「"自然再生事業"と公共事業改革に対する市民意見集約のための緊急勉強会」議事録要約

2002年9月16日(月)PM2:00〜6:00 総評会館にて
 出席者 NGO関係者、研究者、報道関係者等 61名

(1) 天野さんから自然再生法案に関する背景説明(参考資料)。
(2) 天野さんが各地の市民事業や自然再生事業をスライドで紹介。
(3) 五十嵐さんから市民事業法についての解説(参考資料)。
(4) 五十嵐さんが自然再生法案の与党案と民主党案について解説(参考資料)。
(5) 自然再生法案に対する対応を出席者で協議。

・ 自然再生法案を個々の事業に当てはめて考えるといろいろと問題点がある。
・ 再生より現在進行中の事業を止めることを優先したい。
・ 住民投票を活用しやすくする。
・ 都市再生法への対応は皆で判断することだが、都市再生法そのものは最悪。
・ 無駄な事業を止めるには、サンセット法案などの中止した場合の法案つくりが必要。
・ 再生の名のもとに破壊が行われるのでは。
・ 環境大臣に大きな発言権を。
・ 主体は国なのか県なのか市町村なのかはっきりしない。
・ 法案の冒頭で国土のあるべき姿をしっかりと示すべき。
・ 市民事業を民安事業としてはどうか。
・ 自然再生法案は有明海再生特措法の全国版であやしい。
・ 諫早湾NGOからの提案
 1. 反省からの出発。
 2. 原因の徹底究明。
 3. 再生目的の明確化。
 4. 再生計画の自立。
 5. 実施体制の確立。
 6. 公開と市民参加の原則。
・ 環境評価委員会に御用学者が入らないような人選をすべき。
・ 現地のNGOで、きちんと反対意見の言える団体を参加させる。
・ 実際に法律を運用する際に、自治体職員の能力の問題や、地方議員の資質の問題や事業を中止したときの処理の問題などがある。
・ 民主党の体制に不安がある。
・ この法案がゼネコンに利用されないか心配である。
・ 今の日本には数10兆円もの事業をやる余裕がないということを、市民事業のアイディアと共に広める必要がある。
・ 公共事業の決定権をいかにして市民に取り戻すか。
・ 公共事業コントロール法を作る。

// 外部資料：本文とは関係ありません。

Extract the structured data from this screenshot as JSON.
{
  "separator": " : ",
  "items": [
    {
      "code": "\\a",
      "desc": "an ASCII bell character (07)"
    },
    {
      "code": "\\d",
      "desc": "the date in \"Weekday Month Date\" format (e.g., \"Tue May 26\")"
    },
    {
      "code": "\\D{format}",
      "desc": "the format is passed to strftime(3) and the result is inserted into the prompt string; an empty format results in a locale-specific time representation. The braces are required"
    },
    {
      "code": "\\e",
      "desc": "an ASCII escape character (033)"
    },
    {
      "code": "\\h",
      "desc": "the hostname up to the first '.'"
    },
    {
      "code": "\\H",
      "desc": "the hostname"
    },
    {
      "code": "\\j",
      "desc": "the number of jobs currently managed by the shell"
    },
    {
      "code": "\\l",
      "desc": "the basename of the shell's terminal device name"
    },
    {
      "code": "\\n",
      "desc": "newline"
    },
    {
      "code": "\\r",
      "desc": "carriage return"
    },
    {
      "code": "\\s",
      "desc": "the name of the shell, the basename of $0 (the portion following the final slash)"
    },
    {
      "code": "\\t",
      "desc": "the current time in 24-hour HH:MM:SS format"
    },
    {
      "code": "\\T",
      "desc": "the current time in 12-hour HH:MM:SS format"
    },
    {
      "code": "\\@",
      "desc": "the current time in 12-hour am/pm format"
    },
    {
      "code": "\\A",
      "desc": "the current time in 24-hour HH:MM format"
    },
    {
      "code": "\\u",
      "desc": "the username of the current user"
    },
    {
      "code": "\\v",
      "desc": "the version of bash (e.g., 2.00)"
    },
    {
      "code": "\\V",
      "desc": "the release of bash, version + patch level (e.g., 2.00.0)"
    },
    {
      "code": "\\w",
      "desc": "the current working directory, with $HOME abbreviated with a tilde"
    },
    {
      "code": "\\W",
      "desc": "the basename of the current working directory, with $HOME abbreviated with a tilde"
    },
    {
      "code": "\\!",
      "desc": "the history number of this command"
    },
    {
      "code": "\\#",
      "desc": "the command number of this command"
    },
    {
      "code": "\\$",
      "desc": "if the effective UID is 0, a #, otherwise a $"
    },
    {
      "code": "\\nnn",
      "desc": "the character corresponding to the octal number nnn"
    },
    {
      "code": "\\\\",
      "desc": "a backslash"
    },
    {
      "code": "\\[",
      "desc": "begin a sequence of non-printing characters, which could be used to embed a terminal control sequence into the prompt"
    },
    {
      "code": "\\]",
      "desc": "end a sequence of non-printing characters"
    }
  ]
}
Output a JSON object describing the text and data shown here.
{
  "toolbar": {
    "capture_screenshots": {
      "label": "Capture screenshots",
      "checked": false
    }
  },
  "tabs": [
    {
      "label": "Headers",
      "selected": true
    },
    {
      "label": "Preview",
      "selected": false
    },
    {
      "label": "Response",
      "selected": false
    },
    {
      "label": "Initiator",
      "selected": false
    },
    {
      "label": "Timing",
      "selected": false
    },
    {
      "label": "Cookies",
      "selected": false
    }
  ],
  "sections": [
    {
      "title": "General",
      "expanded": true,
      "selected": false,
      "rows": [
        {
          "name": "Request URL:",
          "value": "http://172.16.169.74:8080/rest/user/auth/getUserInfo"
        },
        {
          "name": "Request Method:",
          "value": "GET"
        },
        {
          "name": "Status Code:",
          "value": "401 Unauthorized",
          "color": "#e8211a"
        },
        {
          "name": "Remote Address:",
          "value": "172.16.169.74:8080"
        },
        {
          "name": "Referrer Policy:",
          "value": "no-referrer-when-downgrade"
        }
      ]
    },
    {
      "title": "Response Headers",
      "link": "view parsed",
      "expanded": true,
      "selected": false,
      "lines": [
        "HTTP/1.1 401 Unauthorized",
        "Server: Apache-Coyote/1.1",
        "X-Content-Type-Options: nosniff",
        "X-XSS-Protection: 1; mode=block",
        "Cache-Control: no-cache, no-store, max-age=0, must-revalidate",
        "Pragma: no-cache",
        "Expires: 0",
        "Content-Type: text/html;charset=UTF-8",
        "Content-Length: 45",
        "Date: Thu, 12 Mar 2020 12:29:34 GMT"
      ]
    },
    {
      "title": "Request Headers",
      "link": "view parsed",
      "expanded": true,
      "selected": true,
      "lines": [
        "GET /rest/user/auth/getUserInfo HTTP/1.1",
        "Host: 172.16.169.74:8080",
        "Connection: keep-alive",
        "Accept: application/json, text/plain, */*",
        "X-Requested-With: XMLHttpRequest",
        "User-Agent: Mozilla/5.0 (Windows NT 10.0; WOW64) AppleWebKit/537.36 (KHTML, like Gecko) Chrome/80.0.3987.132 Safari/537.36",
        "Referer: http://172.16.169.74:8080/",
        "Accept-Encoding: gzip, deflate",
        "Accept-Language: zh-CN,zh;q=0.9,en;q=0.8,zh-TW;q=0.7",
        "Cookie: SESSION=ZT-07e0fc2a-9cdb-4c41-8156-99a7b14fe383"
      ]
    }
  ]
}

最初から機能しないかもしれないがだめな議員を落選せせることはできる。
・ 地方の現場では反対運動が寄って立つ法律が必要なのでこの法案に期待している。
・ 日本湿地ネットワークの提案
 1. 今回の法案は直ちに廃案にすべきである。
 2. 湿地保全政策に関しては、ラムサール条約や生物多様性条約の理念にのっとって進める。
 3. 自然再生を口実にした新たな開発が行われる、既存の開発事業が止まらないため再生が実現しない、住民参加のあり方に問題がある、「公益」との調整のためあるべき再生が実現しない、など多くの問題があり、今回の法案はこれを是正するどころか、固定・助長してしまう恐れがある。
 4. 法律の制定は、こうした現状への反省と、自然環境の保全を他の公益との関係で最優先することを出発点とすべきである
 5. この11月に、ラムサール条約バレンシア会議で検討される「湿地復元の原則と指針」決議を待ち、それが示す国際的基準に従って考えるべきである。
 6. 湿地保全の法制度全体が同時に見直されなければならず、ラムサール条約ですでに決議されている、「湿地保全に関する法制度全体の見直し」決議に従って早急にとりくむ必要がある。なお、公有水面埋立法については、湿地破壊型乱開発の元凶となってきたものであるから、早急に廃止すべきである。
 7. 「多様な主体による参画」が、「自然再生推進法」案の一つの目玉であったが、市民参加という言葉で、目指すことには逆行している事例も多い。
 8. 成功事例の要因は「NGO・市民の主導」にあることが重視されるべきであり、自然環境の保全再生に関する抜本的法制度の改革を、NGO・市民主導の仕組みによって進められるべきである。
・ この法案がうまく活用できている状況がイメージできない。
・ 法案に沿って実際のケースをシミュレーションしてみるといろんな問題点が確認できるはず。それをもとにこの法案はだめとアピールし、私たちが提案する法案を作る。
・ 市民派の学者リストが欲しい。
・ 行政の中身が変わっていないのに自然再生を任せるのは危険。
・ 私たちの対案はこれからみんなで考えていくしかないが、長野県はよい実験となる。



今後のスケジュールについて

1. 9月24日または25日に民主党新代表への法案廃案の申し入れ。
2. 市民案の起草
 ・自然再生法案を安易につくらせない。
 ・与党も野党も、市民派との協議のテーブルを設けるべき。
 ・私たちの意見の集約。
3. 野党とのテーブルを作り、そこへ私たちの仲間を役員として送り込む。
4. 与党にも同様な申し入れをする。
5. 市民事業法案を野党とともに作る。

起草委員  陣内(諫早)、辻(JAWAN)、粕谷(長良川)、泉田(黒部川)。

以上。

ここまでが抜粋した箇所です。